The first online version of Calendar was created in 2009 by Dr Marvin Bolt and Steven Lucy, working at the Webster Institute of the Adler Planetarium, and it is that data that has now been reformatted for incorporation into Ɛpsilon.
Further information about Herschel, his correspondence, and the editorial method is available online here: http://historydb.adlerplanetarium.org/herschel/?p=intro
No texts of Herschel’s letters are currently available through Ɛpsilon.
Communicates to WS the award of the Royal Gold Medal for his 'magnificent work on the New Catalogue of 3112 Double Stars.' Informs WS that award is for research completed within 5 years of presentation.
May not be able to separate double stars with the twenty foot reflector. Is reviewing nebulae. Regrets [Josef] Fraunhofer did not live to see WS's work. Speaks of standard catalogue of 2881 stars as joint labor of all observatories. Interested in bright stars with minute companions.

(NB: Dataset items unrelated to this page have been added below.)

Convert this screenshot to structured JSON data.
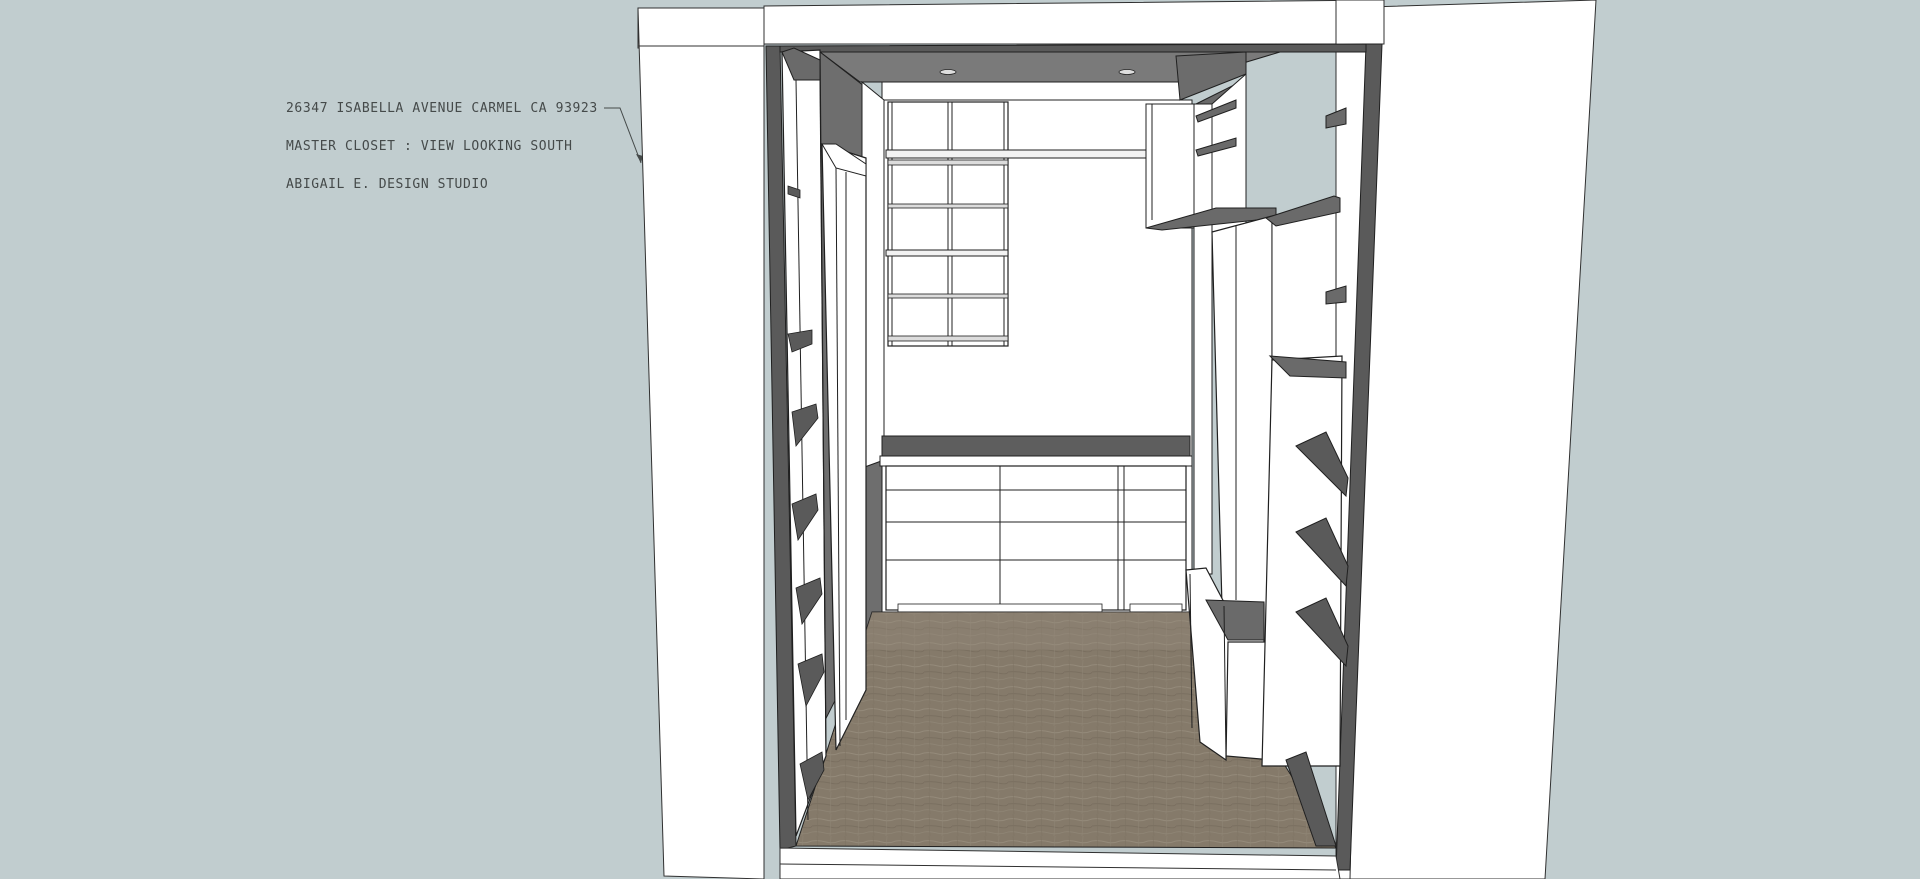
{
  "annotations": {
    "address": "26347 ISABELLA AVENUE CARMEL CA 93923",
    "view": "MASTER CLOSET : VIEW LOOKING SOUTH",
    "studio": "ABIGAIL E. DESIGN STUDIO"
  },
  "colors": {
    "background": "#c1cdcf",
    "wall": "#ffffff",
    "wall_shadow": "#6d6d6d",
    "dark_trim": "#585858",
    "floor": "#877c6c",
    "floor_light": "#948a7a",
    "edge": "#202020"
  }
}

Has more leisure after resigning as Secretary to the Royal Society. Is sending his and [James] South's magnitude scales and positions of observation for WS to compare. Lists common double stars and offers means of comparison. Remarks on 'new star,' the fifth star in the trapezoid of Orion.
Announces eight copies of his Catalogus novus stellarum duplicium et multiplicium are being sent. Has delegated some work on double stars to his aid [E. W.] Preuß.
Surprised and grateful for JH's encouragement concerning his Stellarum duplicium. Informs JH that the observatory survived the fire at Abo. The university is moving to Helsingfors, Finland. [F. W. A.] Argelander will remain and is working on determining delineations of the foundation stars.